UAW, FCA labor talks continue as contract is extended

FCA CEO Sergio Marchionne, left, with UAW President Dennis Williams earlier this summer.
UPDATED: 9/15/15 12:15 am ET - adds extension

DETROIT (Reuters) -- Negotiators for Fiat Chrysler Automobiles and the UAW continued bargaining after their current contract was extended on an hour-by-hour basis past a 12:01 a.m. ET Tuesday deadline.

The union made the announcement on Twitter.

At issue are proposals to overhaul a two-tier pay system the UAW wants eliminated and to restructure company health plans to curb rising costs, people familiar with the process said. Veteran UAW workers also are demanding base wage increases. 
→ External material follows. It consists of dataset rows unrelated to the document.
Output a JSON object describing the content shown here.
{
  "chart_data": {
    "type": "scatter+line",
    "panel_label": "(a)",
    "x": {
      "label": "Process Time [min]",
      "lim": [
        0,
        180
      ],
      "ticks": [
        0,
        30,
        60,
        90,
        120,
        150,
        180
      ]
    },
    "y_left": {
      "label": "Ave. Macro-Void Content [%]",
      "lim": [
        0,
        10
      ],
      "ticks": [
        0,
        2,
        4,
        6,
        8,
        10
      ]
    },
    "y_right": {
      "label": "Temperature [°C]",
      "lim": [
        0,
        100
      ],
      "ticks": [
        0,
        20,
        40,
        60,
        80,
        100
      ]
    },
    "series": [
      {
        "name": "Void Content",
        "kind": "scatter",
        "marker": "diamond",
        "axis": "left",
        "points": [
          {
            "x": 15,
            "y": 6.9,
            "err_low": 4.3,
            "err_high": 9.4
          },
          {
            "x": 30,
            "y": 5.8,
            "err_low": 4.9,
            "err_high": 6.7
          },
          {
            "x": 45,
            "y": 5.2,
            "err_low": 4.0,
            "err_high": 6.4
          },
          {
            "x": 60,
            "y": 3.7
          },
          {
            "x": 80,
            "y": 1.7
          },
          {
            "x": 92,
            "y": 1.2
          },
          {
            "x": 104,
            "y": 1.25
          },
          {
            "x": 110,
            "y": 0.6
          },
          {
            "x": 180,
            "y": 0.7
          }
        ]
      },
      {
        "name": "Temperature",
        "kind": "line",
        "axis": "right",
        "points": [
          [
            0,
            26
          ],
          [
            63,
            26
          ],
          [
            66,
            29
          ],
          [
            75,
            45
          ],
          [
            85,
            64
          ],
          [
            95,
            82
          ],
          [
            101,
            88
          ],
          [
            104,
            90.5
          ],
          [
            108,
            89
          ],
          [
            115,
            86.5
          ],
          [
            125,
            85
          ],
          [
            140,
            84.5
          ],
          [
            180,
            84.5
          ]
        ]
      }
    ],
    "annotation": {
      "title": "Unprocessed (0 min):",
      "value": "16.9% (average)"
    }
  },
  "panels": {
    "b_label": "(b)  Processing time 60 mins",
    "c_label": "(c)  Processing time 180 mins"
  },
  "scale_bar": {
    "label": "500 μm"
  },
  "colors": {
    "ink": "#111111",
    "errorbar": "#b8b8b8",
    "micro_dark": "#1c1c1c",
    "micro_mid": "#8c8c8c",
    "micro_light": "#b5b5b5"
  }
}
The UAW has at least three options if the contract expires without a settlement. It could call a companywide strike, or stage limited walkouts that could cripple the company's operations without forcing hefty payments to workers from union strike funds. The union could also opt to further extend the current contract and allow more time for a settlement.

The terms of any FCA deal would be used to set the pattern for subsequent labor agreements at General Motors and Ford Motor Co,, the UAW has said.

Those contracts were extended earlier Monday, according to the UAW and the companies.

FCA CEO Sergio Marchionne canceled a scheduled appearance at the Frankfurt auto show this week to try to seal a deal with the union and its president, Dennis Williams.

Labor expert Arthur Schwartz said on Monday that FCA must offer a raise to veteran first-tier workers who have not seen one in a decade to get workers to ratify any tentative deal the negotiators produce. First-tier workers make about $28 per hour while the second tier tops out at $19.28 per hour.

Schwartz said FCA workers would not ratify a contract without a pay hike for more senior workers earning the top wage scale.

Marchionne has said he wants to eliminate the two-tier wage system, but he has suggested he wants to set base wages lower than the current top tier, and offer union workers more in the form of profit sharing or bonuses when the company's profits are high.

At FCA, about 45 percent of the company's hourly UAW workers earn lower-tier wages. That gives FCA's U.S. operations an $8 to $10 an hour labor cost advantage over Ford, where 28 percent of the UAW workers are in the lower-tier wage group, and GM, where 20 percent of workers are in the lower-wage tier.